The Other was clearly monitoring Loki the whole time, reporting back to Thanos. Loki wasn’t operating independently. He was on a leash. If he tried to betray Thanos or run off with the Mind Stone, the Other would know immediately, and Thanos would come for him.

This wasn’t trust. This was Thanos treating Loki like a tool he was willing to lose.

Loki Was Expendable

Here’s the key insight that makes this whole thing make sense: Thanos didn’t care if Loki succeeded or failed. Either outcome worked for him.

If Loki succeeded and brought back the Tesseract? Great. Thanos gets the Space Stone and has intel on Earth’s defenders.

If Loki failed? Also fine. Thanos learns what Earth is capable of, discovers they have multiple powerful defenders (the Avengers), and gets valuable reconnaissance for a future invasion. Meanwhile, Loki either dies or gets captured, which means one less potential threat to deal with later.

And if Loki somehow betrayed him and ran off with the Mind Stone? Thanos would hunt him down personally. Loki’s not stupid. He knows he can’t hide from Thanos forever.

From Thanos’s perspective, this was a low-risk, high-reward situation. He sent an expendable asset on a mission with a powerful tool, knowing that even failure would give him useful information.

Thanos’s Long Game

Remember, by this point in the timeline, Thanos has been searching for the Infinity Stones for years, possibly decades. He’s patient. He’s strategic. The attack on Earth in 2012 wasn’t his main plan, it was a probe. A test.

Thanos wanted to know: Is Earth worth conquering? Are the Infinity Stones there? How powerful are its defenders? Sending Loki was the perfect way to find out without committing his own forces or revealing his hand.

And it worked perfectly. Thanos learned that Earth has multiple Infinity Stones (Space and Time, as it turns out). He learned about the Avengers and their capabilities. He learned that Earth’s governments are fractured and could be exploited. All of this information proved invaluable when he finally made his move years later.

Why the Mind Stone Specifically?

You might ask: why give Loki the Mind Stone and not some other weapon? I think there are a few reasons.

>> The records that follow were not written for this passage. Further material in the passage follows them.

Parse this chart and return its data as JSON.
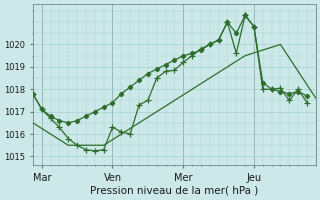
{
  "xlabel": "Pression niveau de la mer( hPa )",
  "xlim": [
    0,
    32
  ],
  "ylim": [
    1014.6,
    1021.8
  ],
  "yticks": [
    1015,
    1016,
    1017,
    1018,
    1019,
    1020
  ],
  "xtick_positions": [
    1,
    9,
    17,
    25
  ],
  "xtick_labels": [
    "Mar",
    "Ven",
    "Mer",
    "Jeu"
  ],
  "vlines": [
    1,
    9,
    17,
    25
  ],
  "bg_color": "#cce8e8",
  "grid_color": "#a8d0d0",
  "line_color": "#2d6e2d",
  "series1_x": [
    0,
    1,
    2,
    3,
    4,
    5,
    6,
    7,
    8,
    9,
    10,
    11,
    12,
    13,
    14,
    15,
    16,
    17,
    18,
    19,
    20,
    21,
    22,
    23,
    24,
    25,
    26,
    27,
    28,
    29,
    30,
    31
  ],
  "series1_y": [
    1017.8,
    1017.1,
    1016.8,
    1016.6,
    1016.5,
    1016.6,
    1016.8,
    1017.0,
    1017.2,
    1017.4,
    1017.8,
    1018.1,
    1018.4,
    1018.7,
    1018.9,
    1019.1,
    1019.3,
    1019.5,
    1019.6,
    1019.75,
    1020.0,
    1020.2,
    1021.0,
    1020.5,
    1021.3,
    1020.8,
    1018.3,
    1018.0,
    1017.9,
    1017.8,
    1017.9,
    1017.7
  ],
  "series2_x": [
    0,
    1,
    2,
    3,
    4,
    5,
    6,
    7,
    8,
    9,
    10,
    11,
    12,
    13,
    14,
    15,
    16,
    17,
    18,
    19,
    20,
    21,
    22,
    23,
    24,
    25,
    26,
    27,
    28,
    29,
    30,
    31
  ],
  "series2_y": [
    1017.8,
    1017.1,
    1016.7,
    1016.3,
    1015.8,
    1015.5,
    1015.3,
    1015.25,
    1015.3,
    1016.3,
    1016.1,
    1016.0,
    1017.3,
    1017.5,
    1018.5,
    1018.8,
    1018.85,
    1019.2,
    1019.5,
    1019.8,
    1020.0,
    1020.2,
    1021.0,
    1019.6,
    1021.3,
    1020.8,
    1018.0,
    1018.0,
    1018.05,
    1017.5,
    1018.0,
    1017.4
  ],
  "series3_x": [
    0,
    4,
    8,
    12,
    16,
    20,
    24,
    28,
    32
  ],
  "series3_y": [
    1016.5,
    1015.5,
    1015.5,
    1016.5,
    1017.5,
    1018.5,
    1019.5,
    1020.0,
    1017.6
  ]
}
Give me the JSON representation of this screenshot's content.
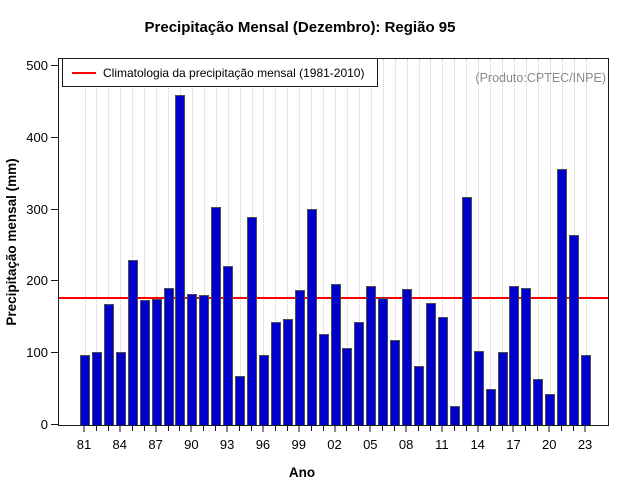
{
  "title": "Precipitação Mensal (Dezembro): Região 95",
  "annotations": {
    "source_note": "(Produto:CPTEC/INPE)"
  },
  "legend": {
    "label": "Climatologia da precipitação mensal (1981-2010)",
    "line_color": "#FF0000",
    "position": "top-left"
  },
  "chart_data": {
    "type": "bar",
    "title": "Precipitação Mensal (Dezembro): Região 95",
    "xlabel": "Ano",
    "ylabel": "Precipitação mensal (mm)",
    "ylim": [
      0,
      500
    ],
    "yticks": [
      0,
      100,
      200,
      300,
      400,
      500
    ],
    "grid": "vertical dotted line per year",
    "bar_color": "#0000CC",
    "bar_border_color": "#4D4D4D",
    "climatology_mm": 177,
    "climatology_line_color": "#FF0000",
    "x_tick_label_step": 3,
    "categories": [
      "81",
      "82",
      "83",
      "84",
      "85",
      "86",
      "87",
      "88",
      "89",
      "90",
      "91",
      "92",
      "93",
      "94",
      "95",
      "96",
      "97",
      "98",
      "99",
      "00",
      "01",
      "02",
      "03",
      "04",
      "05",
      "06",
      "07",
      "08",
      "09",
      "10",
      "11",
      "12",
      "13",
      "14",
      "15",
      "16",
      "17",
      "18",
      "19",
      "20",
      "21",
      "22",
      "23"
    ],
    "values": [
      97,
      102,
      168,
      101,
      230,
      174,
      176,
      191,
      459,
      183,
      181,
      303,
      222,
      68,
      290,
      97,
      144,
      147,
      188,
      301,
      127,
      196,
      107,
      144,
      194,
      177,
      119,
      189,
      82,
      170,
      151,
      26,
      317,
      103,
      50,
      101,
      194,
      191,
      64,
      43,
      357,
      264,
      98
    ]
  }
}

First, the Mind Stone’s powers (control, influence, opening portals) were specifically useful for conquering Earth. It was the right tool for the job.

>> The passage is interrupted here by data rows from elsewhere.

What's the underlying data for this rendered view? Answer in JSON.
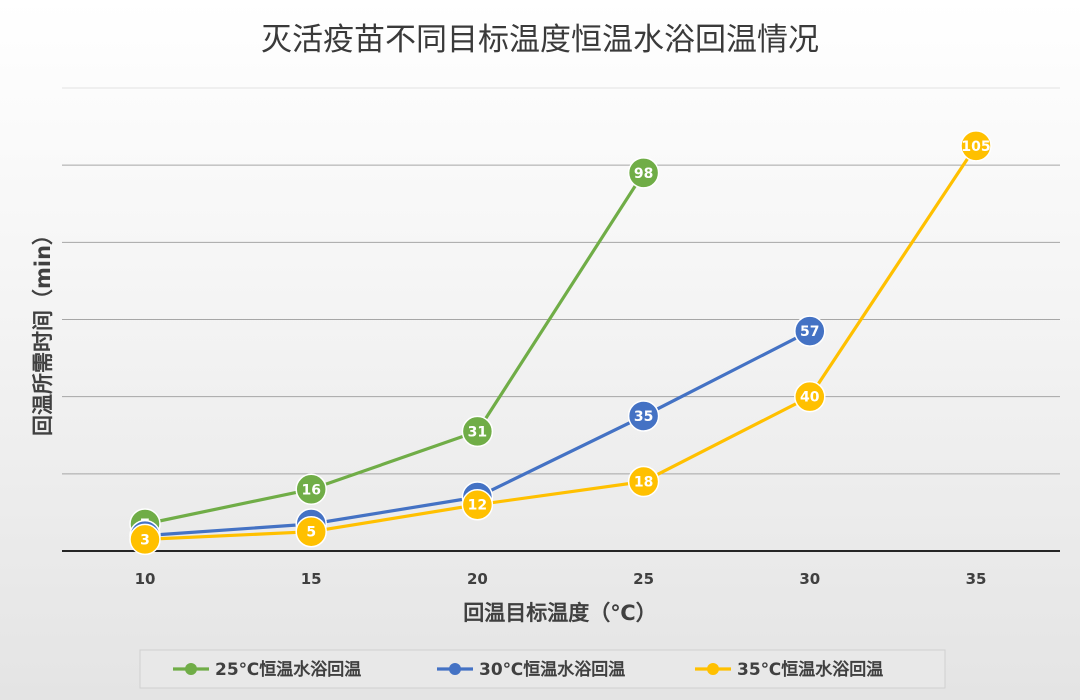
{
  "chart_data": {
    "type": "line",
    "title": "灭活疫苗不同目标温度恒温水浴回温情况",
    "xlabel": "回温目标温度（℃）",
    "ylabel": "回温所需时间（min）",
    "x": [
      10,
      15,
      20,
      25,
      30,
      35
    ],
    "ylim": [
      0,
      120
    ],
    "y_gridlines": [
      20,
      40,
      60,
      80,
      100,
      120
    ],
    "legend_position": "bottom",
    "series": [
      {
        "name": "25℃恒温水浴回温",
        "color": "#70ad47",
        "x": [
          10,
          15,
          20,
          25
        ],
        "values": [
          7,
          16,
          31,
          98
        ]
      },
      {
        "name": "30℃恒温水浴回温",
        "color": "#4472c4",
        "x": [
          10,
          15,
          20,
          25,
          30
        ],
        "values": [
          4,
          7,
          14,
          35,
          57
        ]
      },
      {
        "name": "35℃恒温水浴回温",
        "color": "#ffc000",
        "x": [
          10,
          15,
          20,
          25,
          30,
          35
        ],
        "values": [
          3,
          5,
          12,
          18,
          40,
          105
        ]
      }
    ]
  }
}
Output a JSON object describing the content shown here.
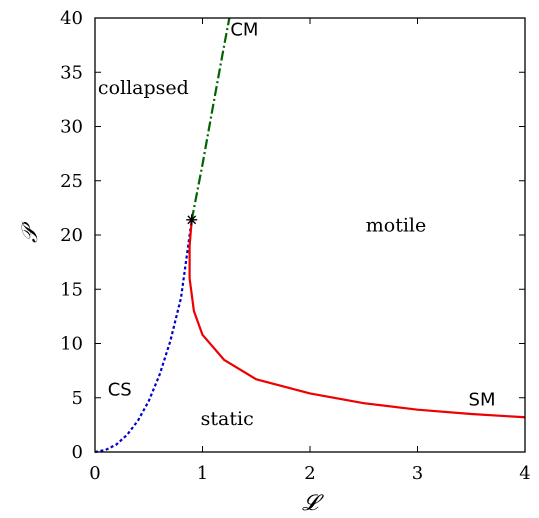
{
  "chart_data": {
    "type": "line",
    "title": "",
    "xlabel": "𝓛",
    "ylabel": "𝒫",
    "xlim": [
      0,
      4
    ],
    "ylim": [
      0,
      40
    ],
    "xticks": [
      0,
      1,
      2,
      3,
      4
    ],
    "yticks": [
      0,
      5,
      10,
      15,
      20,
      25,
      30,
      35,
      40
    ],
    "grid": false,
    "legend": "none",
    "series": [
      {
        "name": "CS",
        "color": "#0000cc",
        "style": "dotted",
        "points": [
          [
            0,
            0
          ],
          [
            0.1,
            0.2
          ],
          [
            0.2,
            0.7
          ],
          [
            0.3,
            1.6
          ],
          [
            0.4,
            2.9
          ],
          [
            0.5,
            4.7
          ],
          [
            0.6,
            7.1
          ],
          [
            0.7,
            10.2
          ],
          [
            0.8,
            14.2
          ],
          [
            0.9,
            21.4
          ]
        ]
      },
      {
        "name": "SM",
        "color": "#ee0000",
        "style": "solid",
        "points": [
          [
            0.9,
            21.4
          ],
          [
            0.88,
            19.0
          ],
          [
            0.88,
            16.0
          ],
          [
            0.92,
            13.0
          ],
          [
            1.0,
            10.8
          ],
          [
            1.2,
            8.5
          ],
          [
            1.5,
            6.7
          ],
          [
            2.0,
            5.4
          ],
          [
            2.5,
            4.5
          ],
          [
            3.0,
            3.9
          ],
          [
            3.5,
            3.5
          ],
          [
            4.0,
            3.2
          ]
        ]
      },
      {
        "name": "CM",
        "color": "#006400",
        "style": "dash-dot",
        "points": [
          [
            0.9,
            21.4
          ],
          [
            1.0,
            26.5
          ],
          [
            1.1,
            32.0
          ],
          [
            1.2,
            37.4
          ],
          [
            1.25,
            40.0
          ]
        ]
      }
    ],
    "markers": [
      {
        "x": 0.9,
        "y": 21.4,
        "symbol": "asterisk"
      }
    ],
    "annotations": [
      {
        "text": "collapsed",
        "x": 0.45,
        "y": 33,
        "style": "region"
      },
      {
        "text": "motile",
        "x": 2.8,
        "y": 20.3,
        "style": "region"
      },
      {
        "text": "static",
        "x": 1.23,
        "y": 2.5,
        "style": "region"
      },
      {
        "text": "CS",
        "x": 0.23,
        "y": 5.2,
        "style": "curve"
      },
      {
        "text": "SM",
        "x": 3.6,
        "y": 4.3,
        "style": "curve"
      },
      {
        "text": "CM",
        "x": 1.39,
        "y": 38.4,
        "style": "curve"
      }
    ]
  }
}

Second, Thanos might not have been that attached to it yet. In the comics and implied in the films, Thanos’s primary goal is collecting all six stones, but he might have prioritized certain ones. The Mind Stone for the Space Stone is arguably a good trade since the Space Stone allows instant teleportation anywhere in the universe.

Third, the scepter form limited the Mind Stone’s power. It wasn’t the raw stone, it was contained in a weapon. This made it controllable and less likely that Loki could fully exploit its capabilities.

The Arrogance Factor

There’s also a simpler explanation: Thanos is arrogant. He believes he’s the most powerful being in the universe and that his plan is inevitable. From his perspective, what’s Loki going to do? Betray him? Run away with the stone?

Thanos knows Loki is physically weaker, less intelligent, and has nowhere to hide. Even if Loki tried something, Thanos could crush him. So why not use him? Arrogance might have made Thanos underestimate the risk because he simply didn’t see Loki as a legitimate threat.

My Conclusion

Thanos didn’t trust Loki with the Mind Stone. He manipulated him, monitored him through the Other, possibly influenced him through the scepter itself, and treated him as an expendable asset in a low-risk intelligence-gathering operation.

Loki was never meant to be a long-term ally. He was a tool. A pawn. And whether he succeeded or failed didn’t really matter to Thanos’s larger plan. The 2012 invasion of Earth was a probe, not a serious attempt at conquest, and Loki was the perfect disposable agent for the job.

The “trust” was an illusion. It was control dressed up as partnership. And honestly? That makes Thanos even more terrifying as a villain. He’s not just powerful, he’s manipulative enough to make someone like Loki think they’re working together when really, he’s just being used.

So no, Thanos didn’t trust Loki. He just knew exactly how to exploit him.